As punk rock was coming out of its embryo in 1975, a group of young punk rockers formed a band called Afterbirth & the Pinz in Ipswich, England. As the characters began to identify their musical compass, they became the Adicts  – vocalist Keith "Monkey" Warren, bassist Mel Ellis, guitarist Pete Dee Davison, and Pete's brother, drummer Michael "Kid Dee" Davison. Mel's brother, guitarist John "Scruff" Ellis, soon joined the band. Contrary to the trend, however, by 1978 the band members wore white clothing instead of black, adopting a Clockwork Orange-styled "droog" appearance, and Monkey wore joker white-face makeup and garish suits. While the band has taken hiatus at least twice, the band maintains its original line-up 40 years later. The Adicts' ninth and most recent studio album is 2012's All the Young Droogs.

An Adicts concert is usually like an explosion at a party store with a punk rock soundtrack. Tonight, however, the Adicts performed at the Gramercy Theatre after a Canadian tour en route back to England tomorrow.
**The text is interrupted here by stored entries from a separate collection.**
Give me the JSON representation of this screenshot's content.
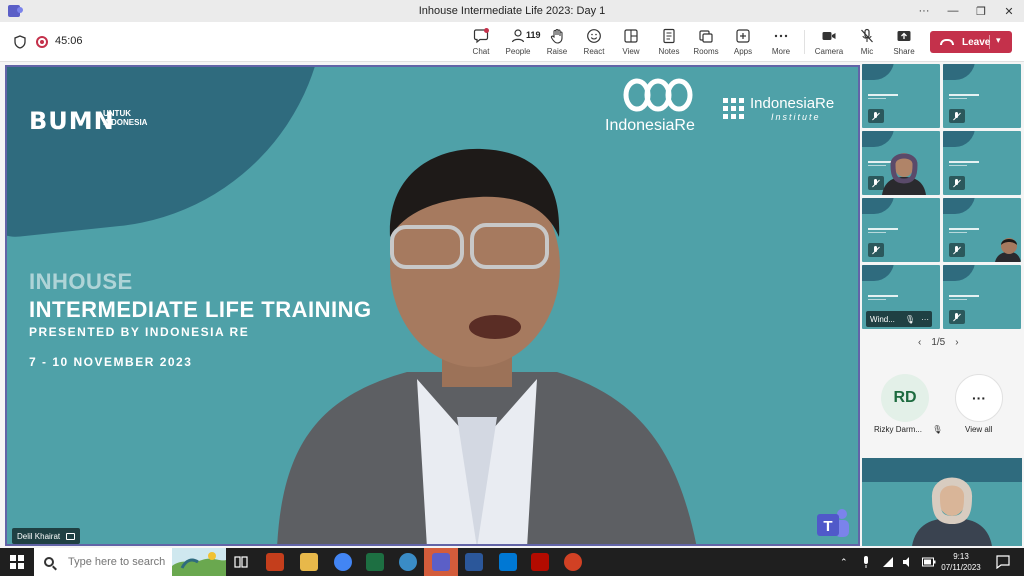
{
  "window": {
    "title": "Inhouse Intermediate Life 2023: Day 1",
    "controls": [
      "···",
      "—",
      "❐",
      "✕"
    ]
  },
  "toolbar": {
    "timer": "45:06",
    "buttons": [
      {
        "name": "chat",
        "label": "Chat",
        "icon": "chat-icon"
      },
      {
        "name": "people",
        "label": "People",
        "icon": "people-icon",
        "count": "119"
      },
      {
        "name": "raise",
        "label": "Raise",
        "icon": "hand-icon"
      },
      {
        "name": "react",
        "label": "React",
        "icon": "smiley-icon"
      },
      {
        "name": "view",
        "label": "View",
        "icon": "view-grid-icon"
      },
      {
        "name": "notes",
        "label": "Notes",
        "icon": "notes-icon"
      },
      {
        "name": "rooms",
        "label": "Rooms",
        "icon": "rooms-icon"
      },
      {
        "name": "apps",
        "label": "Apps",
        "icon": "plus-icon"
      },
      {
        "name": "more",
        "label": "More",
        "icon": "ellipsis-icon"
      },
      {
        "name": "camera",
        "label": "Camera",
        "icon": "camera-icon"
      },
      {
        "name": "mic",
        "label": "Mic",
        "icon": "mic-off-icon"
      },
      {
        "name": "share",
        "label": "Share",
        "icon": "share-icon"
      }
    ],
    "leave_label": "Leave"
  },
  "main": {
    "slide": {
      "brand_left": "BUMN",
      "brand_left_sub": "UNTUK INDONESIA",
      "brand_center": "IndonesiaRe",
      "brand_right_1": "IndonesiaRe",
      "brand_right_2": "Institute",
      "line1": "INHOUSE",
      "line2": "INTERMEDIATE LIFE TRAINING",
      "line3": "PRESENTED BY INDONESIA RE",
      "line4": "7 - 10 NOVEMBER 2023"
    },
    "speaker_name": "Delil Khairat"
  },
  "sidebar": {
    "tile_name": "Wind...",
    "pager": {
      "prev": "‹",
      "page": "1/5",
      "next": "›"
    },
    "participant": {
      "initials": "RD",
      "name": "Rizky Darm..."
    },
    "view_all": "View all"
  },
  "taskbar": {
    "search_placeholder": "Type here to search",
    "time": "9:13",
    "date": "07/11/2023"
  },
  "colors": {
    "teams_purple": "#6264a7",
    "leave_red": "#c4314b",
    "slide_teal": "#4fa1a8",
    "slide_dark": "#2f6b7e"
  }
}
Many of the band's props were not featured tonight; there were no confetti cannons, stuffed animals or avalanche of supersized beach balls, for instance. The band proved itself mightily in the absence of many gimmicks. This was hard, bombastic punk rock with cheeky lyrics and gang harmonies, simultaneously generating in the audience both lighthearted anthemic singalongs and fierce moshing. The set was largely comprised of the band's better known songs from the 1980s, plus two more recent songs and two songs not yet recorded. From the opening "Joker in the Pack" to the closing campy covers of Rodgers & Hammerstein's "You'll Never Walk Alone" and Brenda Lee's "Bring Me Sunshine," a rock and roll show could not have been more fun.